The king’s eyes alighted, and he ordered for the gift to be brought. The double doors were opened, and in wheeled a box, much like the gift from Jarma, only covered instead with a white sheet. Through this sheet already the king could see three shapes and this excited him very much. He knew the Tha’Jun king also had a lovely daughter, so he called, “Come out! Come out, princess, and show me my gift!”
For it was apparent to all he was after the cat and cared little for the girl. But out she came, and she was small, tiny even, with large eyes, thick hair, and a round face that bespoke charm and mystery. With only a nod to the king, she grasped the edge of the white silk, and wrapped it around itself in her hands until she held a great white ball — but who cared? for in the cage was a mother snow leopard and her little cub.

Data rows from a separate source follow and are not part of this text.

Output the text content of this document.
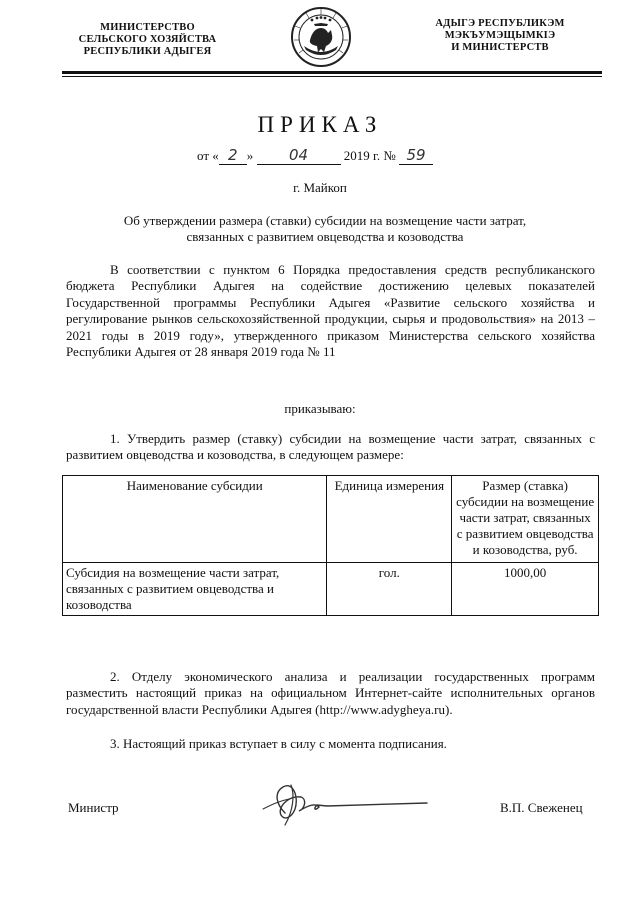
МИНИСТЕРСТВО
СЕЛЬСКОГО ХОЗЯЙСТВА
РЕСПУБЛИКИ АДЫГЕЯ
АДЫГЭ РЕСПУБЛИКЭМ
МЭКЪУМЭЩЫМКIЭ
И МИНИСТЕРСТВ
ПРИКАЗ
от « 2 » 04	2019 г. № 59
г. Майкоп
Об утверждении размера (ставки) субсидии на возмещение части затрат, связанных с развитием овцеводства и козоводства
В соответствии с пунктом 6 Порядка предоставления средств республиканского бюджета Республики Адыгея на содействие достижению целевых показателей Государственной программы Республики Адыгея «Развитие сельского хозяйства и регулирование рынков сельскохозяйственной продукции, сырья и продовольствия» на 2013 – 2021 годы в 2019 году», утвержденного приказом Министерства сельского хозяйства Республики Адыгея от 28 января 2019 года № 11
приказываю:
1. Утвердить размер (ставку) субсидии на возмещение части затрат, связанных с развитием овцеводства и козоводства, в следующем размере:
Наименование субсидии	Единица измерения	Размер (ставка) субсидии на возмещение части затрат, связанных с развитием овцеводства и козоводства, руб.
Субсидия на возмещение части затрат, связанных с развитием овцеводства и козоводства	гол.	1000,00
2. Отделу экономического анализа и реализации государственных программ разместить настоящий приказ на официальном Интернет-сайте исполнительных органов государственной власти Республики Адыгея (http://www.adygheya.ru).
3. Настоящий приказ вступает в силу с момента подписания.
Министр	В.П. Свеженец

The princess held the silk ball in front of her, so that when the king finally finished admiring the cats, he took it from her, and at her motion cast it inside the cage. The cub ran after it and batted it with his huge paws, and the king laughed. The princess reached in the cage and touched the ear of the cub; he nosed her away but did not object to her presence, and the king was delighted. Side by side with the Tha’Jun princess, he stroked the snow leopard’s beautiful fur.
The Tha’Jun princess came to be the second wife of Buthraman Satti.